I have some questions regarding my flowerhorn. I recently got it at my local Petco and am trying to find out what species it is. I also don't know what color morphs flowerhorn's get or how fast their rate of growth is. Any help with these questions would be useful.

Here are some pictures of it in my 55 gallon.


----------



## Toby_H (Apr 15, 2005)

A Flowerhorn is not a "species"... They are hybrids, which means it is a cross of different species...

There are categories that Flowerhorns can be put into, but these categories are not species and should not be referred to as species as this promotes confusion...

Flowerhorns are categorized by appearance, not % of particluar mixes...

Since two Flowerhorns can look basicaly the same and therefore fit into the same category... but be formed from completely different blends of types of fish... it's hard to put an accurate expectation on growth rates, max sizes, aggression levels etc...

Although it can be said that generally Flowerhorns grow fast, are aggressive and get big...


----------



## gage (Feb 7, 2007)

ZZ (Zhen Zhu) and will grow approx 1" per month on average, .5"-2" per month being possible.


----------



## lil mama (Nov 24, 2007)

This is what your fish will look like when it's bigger.
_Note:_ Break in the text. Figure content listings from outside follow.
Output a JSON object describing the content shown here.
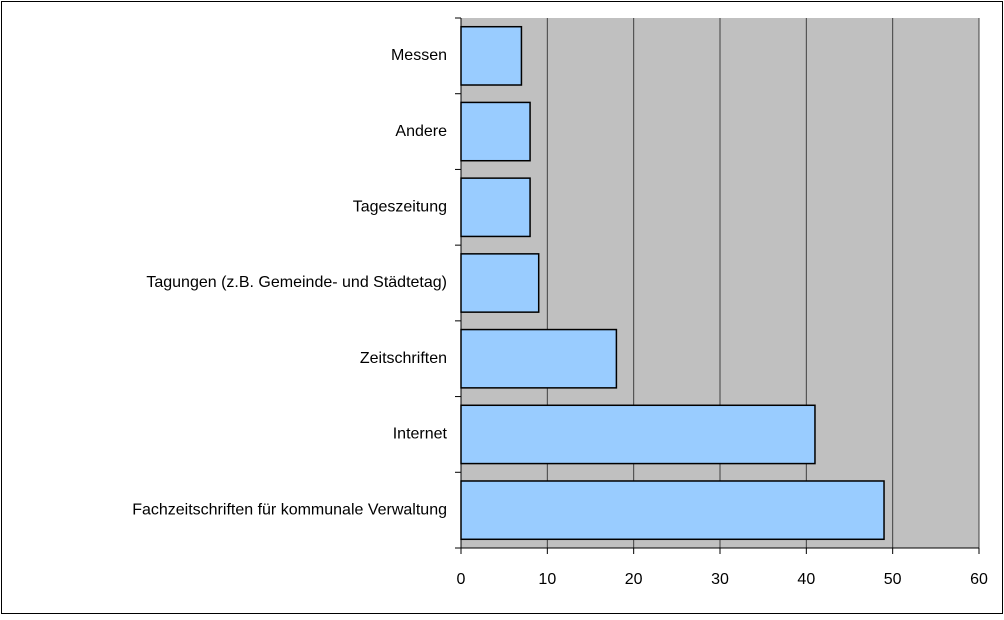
{
  "chart_data": {
    "type": "bar",
    "orientation": "horizontal",
    "categories": [
      "Messen",
      "Andere",
      "Tageszeitung",
      "Tagungen (z.B. Gemeinde- und Städtetag)",
      "Zeitschriften",
      "Internet",
      "Fachzeitschriften für kommunale Verwaltung"
    ],
    "values": [
      7,
      8,
      8,
      9,
      18,
      41,
      49
    ],
    "color": "#99ccff",
    "plot_background": "#c0c0c0",
    "xlim": [
      0,
      60
    ],
    "xticks": [
      0,
      10,
      20,
      30,
      40,
      50,
      60
    ],
    "grid": true
  }
}
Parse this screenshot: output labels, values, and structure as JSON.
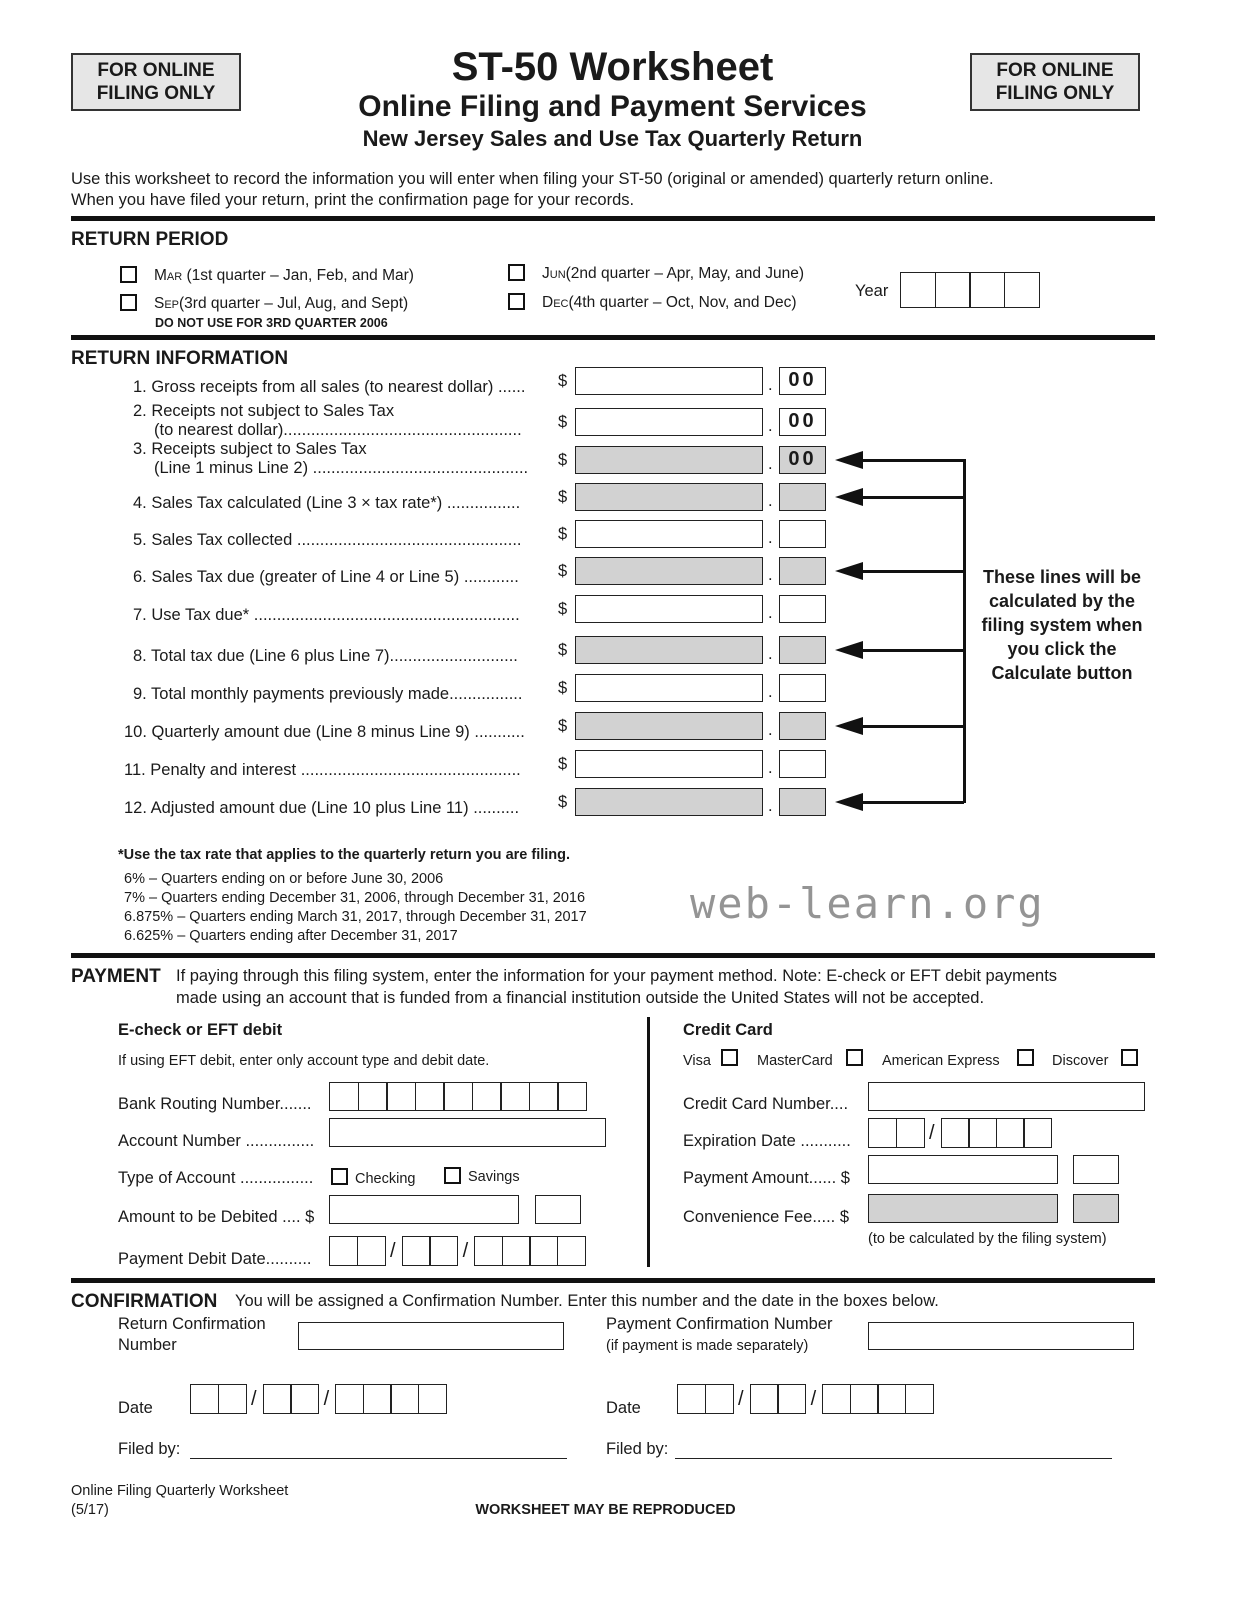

This is my Zz Blue Dragon Khufu.








He's mean as a snake. :lol: He will attack me if I put my hand in his tank. I have to take a large net and catch him then quick clamp the net to the side of the tank so I can clean his tank. I love that fish


----------



## TheSimster (Jul 30, 2009)

thats a really nice FH. how much do you think he's worth?


----------



## SiNFuLWaYs (May 18, 2009)

fh can o anywhere from $5-1000+

all depending on whos selling then type of hybrid an coloration,size, markings everything makes a difference on a fh price


----------



## lil mama (Nov 24, 2007)

Thanks, He is a classic Zz but they aren't that expensive I paid $5.99 for him when he was 1". I'm sure he's worth more than that now but I have no idea what he's worth. Maybe $50 or $100 :-? Now this guy he's a different story, he's a Gold Monkey I paid $49.95 when he was 3" and I've seen some that look like him go for as much as $200 or $300.


----------



## gage (Feb 7, 2007)

I wouldn't go around saying "This is what your fish will look like" :lol: ...

All flowerhorns look different, even being the same strain, for example.

This is a ZZ:
http://forums.waterwolves.com/uploads/p ... 092557.jpg

This is a ZZ
http://www.somethingsphishy.com/images/ ... erhorn.jpg

This is a ZZ:
http://www.somethingsphishy.com/images/ ... erhorn.jpg

Lil mama's fish is also a ZZ.

your will likely have more pearls then lil mama's does. thats about as much as anyone can say at a flowerhorn this small.


----------